Внимательно просмотрев всё это, мы с Амелиным решили, что для Сашиного Инстагама Лёхи всё же слишком много и стали удалять лишнее. Однако Лёха отчаянно сражался за каждую фотку, и мы, сидя втроём на его кровати, шумно препирались.
В этот самый момент, мне и позвонил Герасимов.
— Здорово, Осеева. Как поживаешь?
Обычно Герасимов звонил только во время учебного года и то, если ему от меня было что-то нужно.
— Тут дело такое… Короче, у тебя же родители риелторы, да? В общем, можешь помочь? Мы с матерью надумали дом в Капищено продать. Деньги нужны, да и содержать его тяжело. С левыми брокерами страшно связываться, кинут только так. Или, может, у тебя богатые знакомые есть, кому такой дом нужен?
— Знакомых нет, а с родителями поговорю.
Мы ещё немного поговорили и распрощались. Всё это время парни внимательно прислушивались к нашему разговору, а закончив, я пересказала им просьбу Герасимова.
Услышав о продаже Капищено, Костик подскочил на месте.
— Не может быть! Как продать? Это же Капищено! Самое прекрасное место на земле.
— Даже самое прекрасное место требует вложений, — рассудительно заметил Якушин.
— Но это значит, что мы больше никогда не сможем туда приехать, — Амелин возбуждённо заёрзал. — Нужно что-то придумать.

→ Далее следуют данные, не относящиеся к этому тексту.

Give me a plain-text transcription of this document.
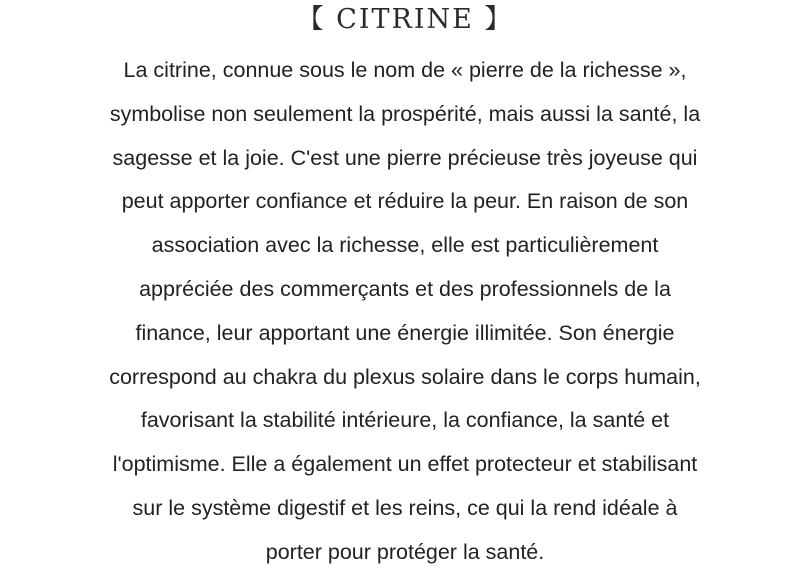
【 CITRINE 】

La citrine, connue sous le nom de « pierre de la richesse »,
symbolise non seulement la prospérité, mais aussi la santé, la
sagesse et la joie. C'est une pierre précieuse très joyeuse qui
peut apporter confiance et réduire la peur. En raison de son
association avec la richesse, elle est particulièrement
appréciée des commerçants et des professionnels de la
finance, leur apportant une énergie illimitée. Son énergie
correspond au chakra du plexus solaire dans le corps humain,
favorisant la stabilité intérieure, la confiance, la santé et
l'optimisme. Elle a également un effet protecteur et stabilisant
sur le système digestif et les reins, ce qui la rend idéale à
porter pour protéger la santé.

Что-то сделать.
— А что тут сделаешь? — я ущипнула его, чтобы не толкался, но он не почувствовал.
— Слушай, Саш, у вас в семье вроде с деньгами порядок. Купи Капищено, а? Будешь маму на лето вывозить, а мы к тебе в гости ездить.
— Это вряд ли, — откликнулся Якушин. — Она не любит загородную жизнь. Да и у отца лишних денег нет.

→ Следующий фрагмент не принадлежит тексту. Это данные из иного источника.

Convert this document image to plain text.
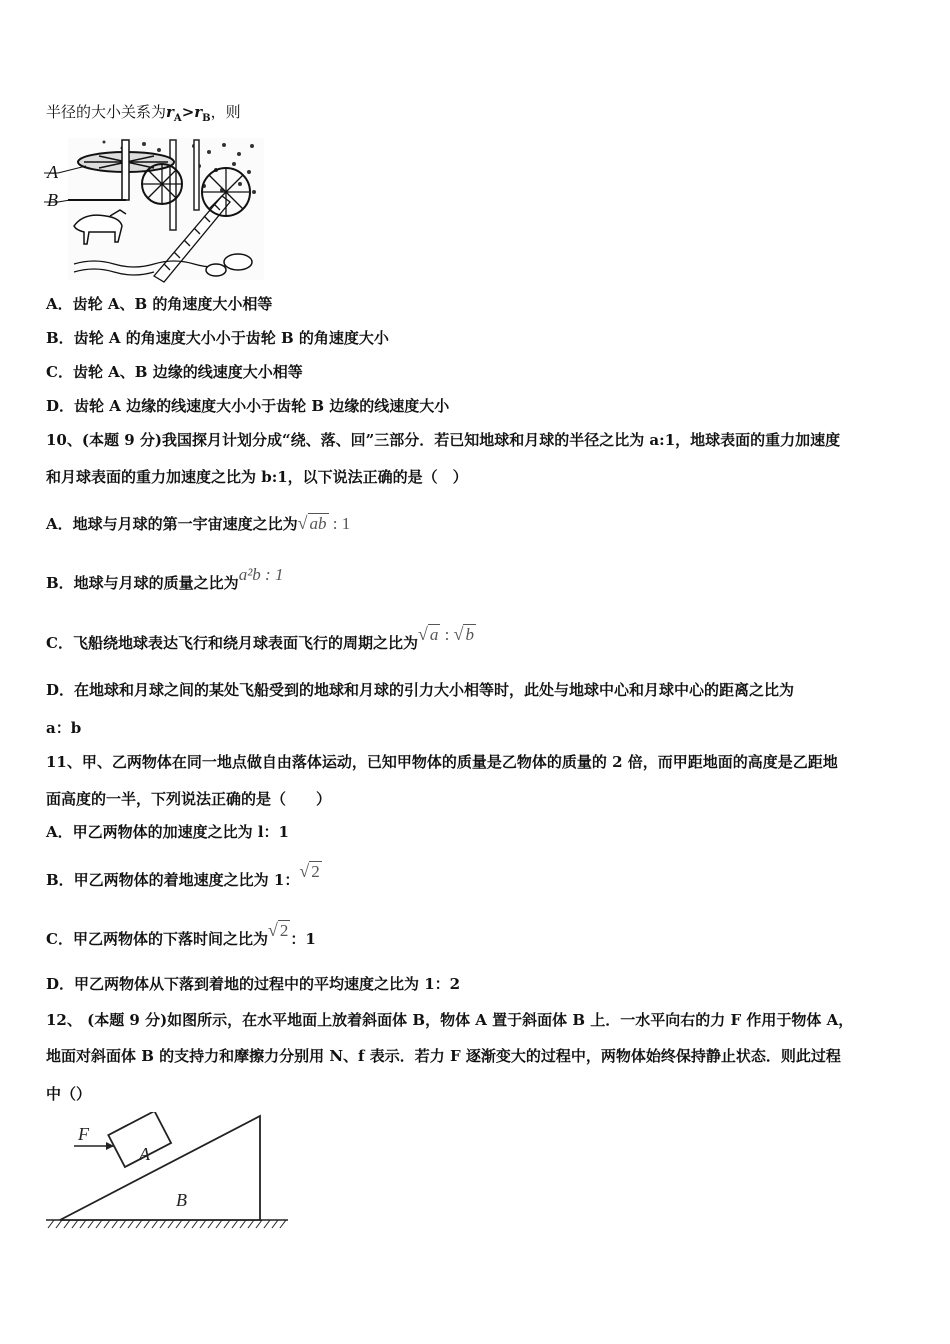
半径的大小关系为$r_A>r_B$，则
A
B
A．齿轮 A、B 的角速度大小相等
B．齿轮 A 的角速度大小小于齿轮 B 的角速度大小
C．齿轮 A、B 边缘的线速度大小相等
D．齿轮 A 边缘的线速度大小小于齿轮 B 边缘的线速度大小
10、(本题 9 分)我国探月计划分成“绕、落、回”三部分．若已知地球和月球的半径之比为 a:1，地球表面的重力加速度
和月球表面的重力加速度之比为 b:1，以下说法正确的是（　）
A．地球与月球的第一宇宙速度之比为√ ab : 1
B．地球与月球的质量之比为a²b : 1
C．飞船绕地球表达飞行和绕月球表面飞行的周期之比为√ a : √ b
D．在地球和月球之间的某处飞船受到的地球和月球的引力大小相等时，此处与地球中心和月球中心的距离之比为
a：b
11、甲、乙两物体在同一地点做自由落体运动，已知甲物体的质量是乙物体的质量的 2 倍，而甲距地面的高度是乙距地
面高度的一半，下列说法正确的是（　　）
A．甲乙两物体的加速度之比为 l：1
B．甲乙两物体的着地速度之比为 1：√ 2
C．甲乙两物体的下落时间之比为√ 2 ：1
D．甲乙两物体从下落到着地的过程中的平均速度之比为 1：2
12、 (本题 9 分)如图所示，在水平地面上放着斜面体 B，物体 A 置于斜面体 B 上．一水平向右的力 F 作用于物体 A，
地面对斜面体 B 的支持力和摩擦力分别用 N、f 表示．若力 F 逐渐变大的过程中，两物体始终保持静止状态．则此过程
中（）
F
A
B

— А у кого есть лишние? — хмыкнул Лёха.
— Точно! — Костик пылко схватил меня за руку и потряс. — Я знаю, у кого есть. Это отличная мысль. Сейчас позвоню Артёму.

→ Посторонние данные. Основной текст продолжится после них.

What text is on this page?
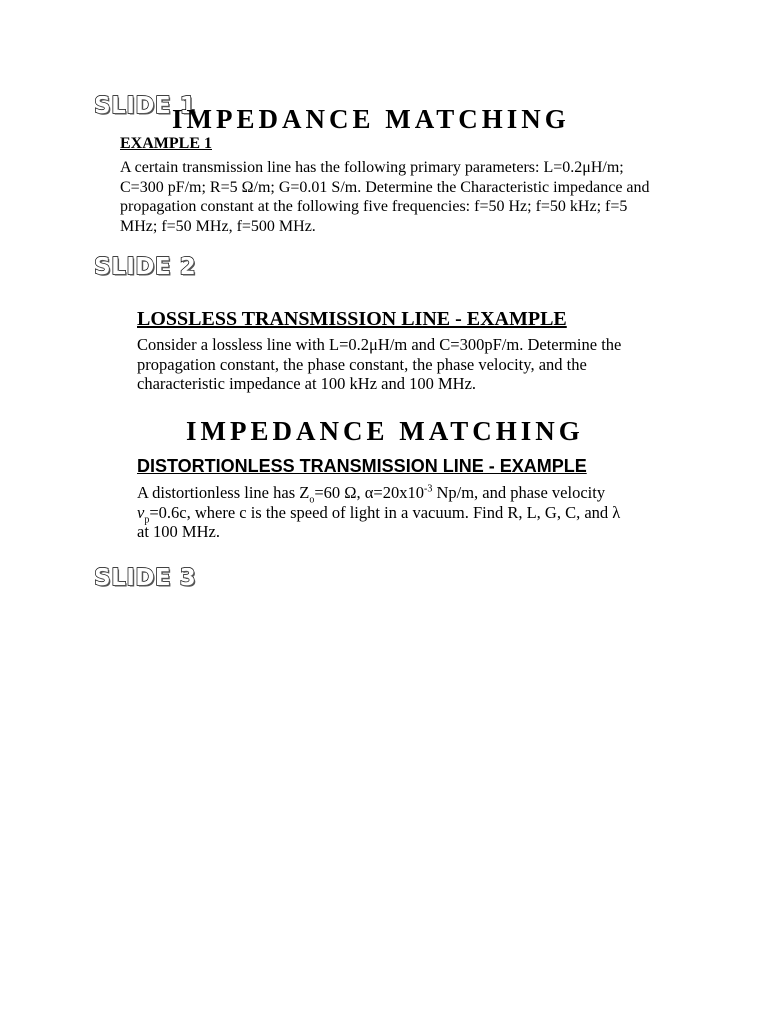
SLIDE 1
IMPEDANCE MATCHING
EXAMPLE 1

A certain transmission line has the following primary parameters: L=0.2μH/m;

C=300 pF/m; R=5 Ω/m; G=0.01 S/m. Determine the Characteristic impedance and

propagation constant at the following five frequencies: f=50 Hz; f=50 kHz; f=5

MHz; f=50 MHz, f=500 MHz.

SLIDE 2
LOSSLESS TRANSMISSION LINE - EXAMPLE

Consider a lossless line with L=0.2μH/m and C=300pF/m. Determine the

propagation constant, the phase constant, the phase velocity, and the

characteristic impedance at 100 kHz and 100 MHz.

IMPEDANCE MATCHING
DISTORTIONLESS TRANSMISSION LINE - EXAMPLE

A distortionless line has $Z_o=60$ Ω, $\alpha=20x10^{-3}$ Np/m, and phase velocity

$v_p=0.6c$, where c is the speed of light in a vacuum. Find R, L, G, C, and λ

at 100 MHz.

SLIDE 3
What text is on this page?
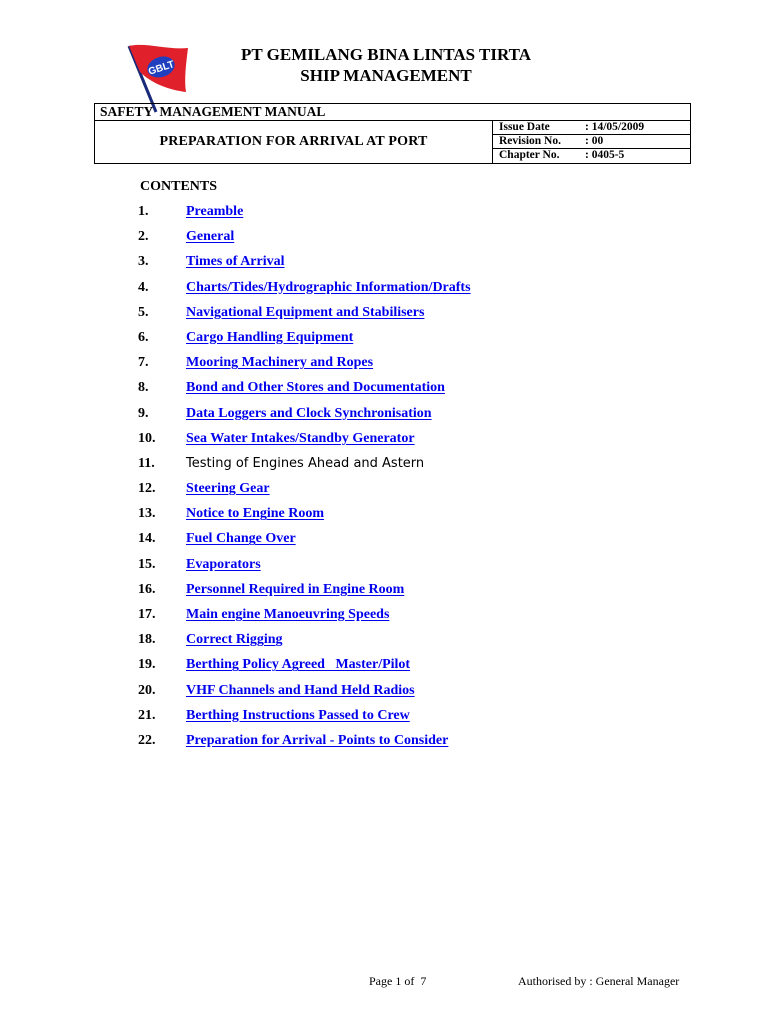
GBLT
PT GEMILANG BINA LINTAS TIRTA
SHIP MANAGEMENT
SAFETY  MANAGEMENT MANUAL
PREPARATION FOR ARRIVAL AT PORT
Issue Date	: 14/05/2009
Revision No. : 00
Chapter No. : 0405-5
CONTENTS
1.	Preamble
2.	General
3.	Times of Arrival
4.	Charts/Tides/Hydrographic Information/Drafts
5.	Navigational Equipment and Stabilisers
6.	Cargo Handling Equipment
7.	Mooring Machinery and Ropes
8.	Bond and Other Stores and Documentation
9.	Data Loggers and Clock Synchronisation
10. Sea Water Intakes/Standby Generator
11. Testing of Engines Ahead and Astern
12. Steering Gear
13. Notice to Engine Room
14. Fuel Change Over
15. Evaporators
16. Personnel Required in Engine Room
17. Main engine Manoeuvring Speeds
18. Correct Rigging
19. Berthing Policy Agreed   Master/Pilot
20. VHF Channels and Hand Held Radios
21. Berthing Instructions Passed to Crew
22. Preparation for Arrival - Points to Consider
Page 1 of  7	Authorised by : General Manager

— У меня тоже один челик с деньгами на примете имеется, — Лёха достал сигареты и слез с кровати. — Ещё в начале лета про загородный дом спрашивал, но, может, нашел уже. Не знаю. А у вас хороший дом? Потому что они там всё понтовое любят.
— Капищено — самый понтовый дом на свете, — искренне заверил Амелин. — Только мы твоего знакомого не знаем, поэтому это плохой вариант. К нему в гости не приедешь.
— К этому не приедешь, — Лёха запрыгнул на подоконник и уселся, свесив ноги с другой стороны. — Тогда не буду ничего спрашивать.
— Нет, ты всё-таки спроси, — сказала я. — Герасимову за лето продать нужно, а вероятность, что Артём согласится на такую глушь без телефонной связи и интернета — почти нулевая.
— Мой тоже не согласится.
— Так, не нужно про это говорить, — Амелин серьёзно разнервничался. — Пусть приедет туда, а как увидит, какое это классное место, согласится по-любому.
— Это для тебя — классное, — сказала я. — Артём на социопата не похож.
— Ты, главное, не говори пока родителям, — попросил Костик. — Я что-нибудь обязательно придумаю.
Но договорить мы не успели, потому что посреди комнаты неожиданно возникла полная седоволосая женщина с короткой стрижкой и пунцовыми пятнами на щеках.
— Мальчики, нужна ваша помощь.
Удивительно, как тихо она вошла.
— Какая помощь? — Якушин приподнялся на локтях.
Женщина помялась.
— У Евгении Дмитривны Люська померла. Надо бы похоронить.
— Кто помер? — Лёха резко развернулся ногами в комнату.
— Да собака её. Утром ещё околела, а сейчас жара такая, что уже запах пошёл. Я напротив живу и то почувствовала. Сначала решила, что еж где-то сдох, но потом догадалась. Надо бы вынести мертвечину-то. Евгения Дмитриевна старенькая уже, а у меня ревматизм.